How does Percolator-based transactions actually work?

TiDB encodes a transaction as a write set of (key, value) pairs. On commit it picks one primary key (heuristically the first in the set), then in a prewrite phase it Raft-replicates a lock record on every key (locks reference back to the primary). If all prewrites succeed, the commit phase first commits the primary by writing a 'write' record at the commit timestamp; once that record is durable the transaction is logically committed even if secondary commits crash mid-flight. Secondaries are then asynchronously committed (or rolled forward by future readers who follow the primary lock). The protocol gives serializable snapshot reads with no central commit log β€” at the cost of two RPCs per key.

Why does TiDB have a separate stateless SQL layer?

Decoupling SQL from storage means SQL nodes scale independently from data. You can run 30 tidb-servers behind a load balancer, each holding only the cached schema and ongoing transaction state β€” restart one and you lose nothing durable. It also makes adding TiFlash (the columnar replica) clean: tidb-server picks at planning time whether to read each table from TiKV (row, OLTP) or TiFlash (column, OLAP). The cost is a network hop on every key access β€” TiDB invests heavily in coprocessor pushdown to amortize it.

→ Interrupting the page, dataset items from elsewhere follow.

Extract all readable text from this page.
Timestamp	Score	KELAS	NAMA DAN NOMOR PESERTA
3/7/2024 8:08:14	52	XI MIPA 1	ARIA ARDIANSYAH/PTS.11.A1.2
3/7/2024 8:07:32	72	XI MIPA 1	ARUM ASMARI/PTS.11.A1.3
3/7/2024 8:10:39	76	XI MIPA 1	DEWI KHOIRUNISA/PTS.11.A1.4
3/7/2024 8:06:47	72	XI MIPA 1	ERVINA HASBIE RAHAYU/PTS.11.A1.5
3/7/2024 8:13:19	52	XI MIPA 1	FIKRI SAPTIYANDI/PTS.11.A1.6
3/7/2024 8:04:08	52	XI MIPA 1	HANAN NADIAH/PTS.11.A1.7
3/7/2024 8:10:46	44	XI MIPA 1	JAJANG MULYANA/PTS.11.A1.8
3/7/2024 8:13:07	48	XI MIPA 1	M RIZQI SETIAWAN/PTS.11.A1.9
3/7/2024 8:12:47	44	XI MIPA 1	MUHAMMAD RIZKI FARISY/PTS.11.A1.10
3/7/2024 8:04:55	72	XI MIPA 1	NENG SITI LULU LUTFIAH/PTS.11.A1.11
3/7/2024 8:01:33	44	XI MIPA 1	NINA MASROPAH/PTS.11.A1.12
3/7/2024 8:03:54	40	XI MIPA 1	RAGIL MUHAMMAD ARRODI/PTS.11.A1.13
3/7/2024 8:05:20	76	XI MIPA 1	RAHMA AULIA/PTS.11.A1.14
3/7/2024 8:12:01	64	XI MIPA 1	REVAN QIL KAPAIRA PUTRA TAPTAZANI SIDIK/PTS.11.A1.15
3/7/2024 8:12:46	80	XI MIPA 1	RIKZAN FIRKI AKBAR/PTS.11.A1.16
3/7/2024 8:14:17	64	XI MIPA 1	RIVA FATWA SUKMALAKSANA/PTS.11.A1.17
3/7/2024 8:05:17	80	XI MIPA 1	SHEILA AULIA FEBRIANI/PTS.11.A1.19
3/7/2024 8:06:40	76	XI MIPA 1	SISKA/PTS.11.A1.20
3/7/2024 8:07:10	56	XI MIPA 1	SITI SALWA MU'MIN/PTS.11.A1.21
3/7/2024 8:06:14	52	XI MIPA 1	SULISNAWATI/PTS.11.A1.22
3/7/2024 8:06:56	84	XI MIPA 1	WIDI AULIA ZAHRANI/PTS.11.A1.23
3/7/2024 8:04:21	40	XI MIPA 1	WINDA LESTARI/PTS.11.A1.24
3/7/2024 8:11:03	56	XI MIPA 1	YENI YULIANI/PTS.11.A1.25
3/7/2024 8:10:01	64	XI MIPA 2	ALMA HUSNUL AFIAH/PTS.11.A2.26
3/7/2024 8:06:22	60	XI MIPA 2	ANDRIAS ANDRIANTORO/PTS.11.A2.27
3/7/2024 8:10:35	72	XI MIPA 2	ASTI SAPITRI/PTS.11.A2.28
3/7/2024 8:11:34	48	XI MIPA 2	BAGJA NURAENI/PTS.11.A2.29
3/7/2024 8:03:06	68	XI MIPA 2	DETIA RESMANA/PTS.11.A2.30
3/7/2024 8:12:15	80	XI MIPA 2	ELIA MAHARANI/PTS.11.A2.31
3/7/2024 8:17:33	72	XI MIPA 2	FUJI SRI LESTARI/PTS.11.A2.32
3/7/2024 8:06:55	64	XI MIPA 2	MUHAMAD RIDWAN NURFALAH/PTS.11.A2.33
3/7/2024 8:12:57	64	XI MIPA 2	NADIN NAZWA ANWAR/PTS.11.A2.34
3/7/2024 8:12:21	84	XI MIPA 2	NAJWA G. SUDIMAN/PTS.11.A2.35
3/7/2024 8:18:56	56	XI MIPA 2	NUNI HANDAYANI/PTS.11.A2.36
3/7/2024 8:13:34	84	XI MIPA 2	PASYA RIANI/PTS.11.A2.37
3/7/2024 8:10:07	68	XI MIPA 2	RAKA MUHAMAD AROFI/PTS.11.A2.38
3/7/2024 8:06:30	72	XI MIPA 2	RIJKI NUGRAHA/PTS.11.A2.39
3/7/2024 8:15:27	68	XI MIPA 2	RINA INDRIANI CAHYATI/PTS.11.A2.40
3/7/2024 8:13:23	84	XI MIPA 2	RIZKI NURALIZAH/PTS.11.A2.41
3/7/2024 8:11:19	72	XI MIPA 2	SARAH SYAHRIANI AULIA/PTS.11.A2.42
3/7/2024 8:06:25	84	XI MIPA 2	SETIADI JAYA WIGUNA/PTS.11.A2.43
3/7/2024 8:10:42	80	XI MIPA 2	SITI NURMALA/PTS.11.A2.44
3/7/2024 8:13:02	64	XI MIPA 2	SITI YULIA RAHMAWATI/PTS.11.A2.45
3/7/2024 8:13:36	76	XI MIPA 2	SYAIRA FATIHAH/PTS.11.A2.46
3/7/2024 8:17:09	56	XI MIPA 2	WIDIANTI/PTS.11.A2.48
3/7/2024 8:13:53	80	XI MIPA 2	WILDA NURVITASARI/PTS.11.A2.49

What is TiFlash and how does HTAP actually work?

TiFlash is a columnar storage engine (modeled on ClickHouse) that runs as an additional Raft learner on selected tables. The TiKV leader replicates Raft logs to TiFlash learners, which decode and replay them into a columnar PageStorage format. Because TiFlash is in the Raft group, its data is consistent with TiKV β€” reads against TiFlash use the same Percolator timestamp and see the same snapshot. The TiDB optimizer cost-models both engines and routes scan-heavy queries to TiFlash. The downside: TiFlash doubles your storage footprint for replicated tables and adds CPU pressure on TiKV leaders.

When does TiDB struggle?

Hot shard / hot Region scenarios. A monotonically increasing primary key (AUTO_INCREMENT, timestamp-prefixed UUID) makes every write hit the same Region until it splits β€” and PD takes 10-30s to detect and rebalance. The fix is AUTO_RANDOM or hash-prefixed keys. The other pain is small-transaction throughput: every commit is at minimum 2 RPCs * (1 + RTT to PD for timestamp) * 2 phases. For pure single-row OLTP at 50k+ TPS, vanilla MySQL with read replicas often outperforms TiDB until you're past the size where MySQL would need sharding anyway.